Background: Wilson’s disease is a hereditary disorder of copper metabolism resulting mainly in hepatic, neurological, and psychiatric symptoms. Multiple sclerosis (MS) is an immune-mediated demyelinating disease affecting the central nervous system (CNS). The co-occurrence of these two, although not unheard of in literature, is still considered to be very rare and can give rise to diagnostic difficulties. Also, comorbidity in MS highly influences quality of life and disease progression, which makes the timely diagnosis and treatment of these conditions essential. Case presentation: The aim of this study is to present a patient exhibiting symptoms of both MS and Wilson’s disease, as well as to conduct a detailed review of previously reported cases.
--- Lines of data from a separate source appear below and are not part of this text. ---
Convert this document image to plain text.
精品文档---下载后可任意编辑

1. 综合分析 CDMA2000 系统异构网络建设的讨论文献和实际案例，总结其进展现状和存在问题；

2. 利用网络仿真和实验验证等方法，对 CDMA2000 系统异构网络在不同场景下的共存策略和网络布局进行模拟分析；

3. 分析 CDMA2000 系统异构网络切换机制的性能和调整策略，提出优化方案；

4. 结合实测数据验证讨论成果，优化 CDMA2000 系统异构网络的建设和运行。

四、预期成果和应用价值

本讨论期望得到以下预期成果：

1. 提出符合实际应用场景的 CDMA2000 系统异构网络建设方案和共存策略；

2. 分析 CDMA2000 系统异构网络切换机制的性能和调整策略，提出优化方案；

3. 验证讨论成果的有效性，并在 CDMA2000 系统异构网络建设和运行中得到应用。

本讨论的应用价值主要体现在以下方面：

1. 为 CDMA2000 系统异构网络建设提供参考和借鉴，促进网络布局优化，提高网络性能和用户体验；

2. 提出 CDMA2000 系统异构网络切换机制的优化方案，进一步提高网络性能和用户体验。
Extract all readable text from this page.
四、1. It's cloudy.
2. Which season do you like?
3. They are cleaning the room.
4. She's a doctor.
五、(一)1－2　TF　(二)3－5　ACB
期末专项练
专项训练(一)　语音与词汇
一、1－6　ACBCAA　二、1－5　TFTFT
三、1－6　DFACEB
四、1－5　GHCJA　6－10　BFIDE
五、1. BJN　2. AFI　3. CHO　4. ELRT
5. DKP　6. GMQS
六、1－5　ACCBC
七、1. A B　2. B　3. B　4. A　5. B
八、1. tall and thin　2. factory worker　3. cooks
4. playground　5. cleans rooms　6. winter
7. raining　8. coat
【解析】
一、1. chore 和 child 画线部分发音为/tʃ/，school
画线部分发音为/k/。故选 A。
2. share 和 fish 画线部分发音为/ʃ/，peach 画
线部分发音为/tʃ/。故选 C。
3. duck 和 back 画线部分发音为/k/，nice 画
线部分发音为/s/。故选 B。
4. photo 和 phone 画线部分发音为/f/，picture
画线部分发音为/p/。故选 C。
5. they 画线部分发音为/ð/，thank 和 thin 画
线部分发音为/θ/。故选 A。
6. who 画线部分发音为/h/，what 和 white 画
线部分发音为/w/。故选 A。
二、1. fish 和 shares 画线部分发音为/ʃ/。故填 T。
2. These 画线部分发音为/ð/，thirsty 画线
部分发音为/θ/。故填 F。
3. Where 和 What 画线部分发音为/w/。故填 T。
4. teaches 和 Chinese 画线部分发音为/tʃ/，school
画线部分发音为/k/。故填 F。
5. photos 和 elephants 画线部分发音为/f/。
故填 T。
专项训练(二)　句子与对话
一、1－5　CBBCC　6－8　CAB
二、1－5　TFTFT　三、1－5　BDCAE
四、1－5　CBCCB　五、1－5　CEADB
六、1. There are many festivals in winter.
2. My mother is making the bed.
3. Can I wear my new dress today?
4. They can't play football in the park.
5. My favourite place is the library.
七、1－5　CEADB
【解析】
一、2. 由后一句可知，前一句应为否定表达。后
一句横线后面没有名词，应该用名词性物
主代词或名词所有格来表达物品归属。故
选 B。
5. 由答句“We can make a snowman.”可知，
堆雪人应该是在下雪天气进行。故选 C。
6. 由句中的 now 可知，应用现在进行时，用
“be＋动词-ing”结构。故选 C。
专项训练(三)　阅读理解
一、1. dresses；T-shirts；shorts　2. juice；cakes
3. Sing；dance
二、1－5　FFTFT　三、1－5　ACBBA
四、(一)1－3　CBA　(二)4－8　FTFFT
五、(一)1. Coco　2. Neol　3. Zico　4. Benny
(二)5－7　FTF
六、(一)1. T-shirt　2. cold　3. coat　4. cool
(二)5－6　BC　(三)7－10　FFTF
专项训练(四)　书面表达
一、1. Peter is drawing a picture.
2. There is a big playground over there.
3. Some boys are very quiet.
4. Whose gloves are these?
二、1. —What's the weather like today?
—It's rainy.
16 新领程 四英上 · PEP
The patient’s neurological symptoms (sensory disorder) as well as MRI and CSF findings were characteristic for MS. The diagnosis of MS preceded that of Wilson’s disease and was relatively mild in course. Currently, the patient receives cladribine as an immunomodulatory treatment after escalation from glatiramer acetate therapy. Apart from one episode of acute hepatic decompensation, during which transfusion, albumin supplementation and diuretic treatment was necessary, Wilson’s disease manifested as chronic impairment of liver function. The diagnosis of Wilson’s disease was established by the analysis of serum coeruloplasmin levels, histological examination and genetic findings. Continuous oral penicillamine therapy led to the slow normalization of hepatic function and significant amelioration of the patient’s symptoms. Correlating with cases previously reported, the course of MS was relatively mild, and like in three out of four other known cases, the symptoms of Wilson’s disease were mostly restricted to hepatic dysfunction. Conclusion: The case presented in our report is similar to those reported before. The co-occurrence of the two diseases seems to be more a coincidence than a sharing of common factors in their pathogenesis; however, they are considered to influence one another. Regarding rare co-occurrences such as this one, every new case is of high importance, as it enables a better evaluation and understanding of the clinical presentations that are more characteristic of these cases, thus aiding the estimation of disease course as well as possible therapeutic choices.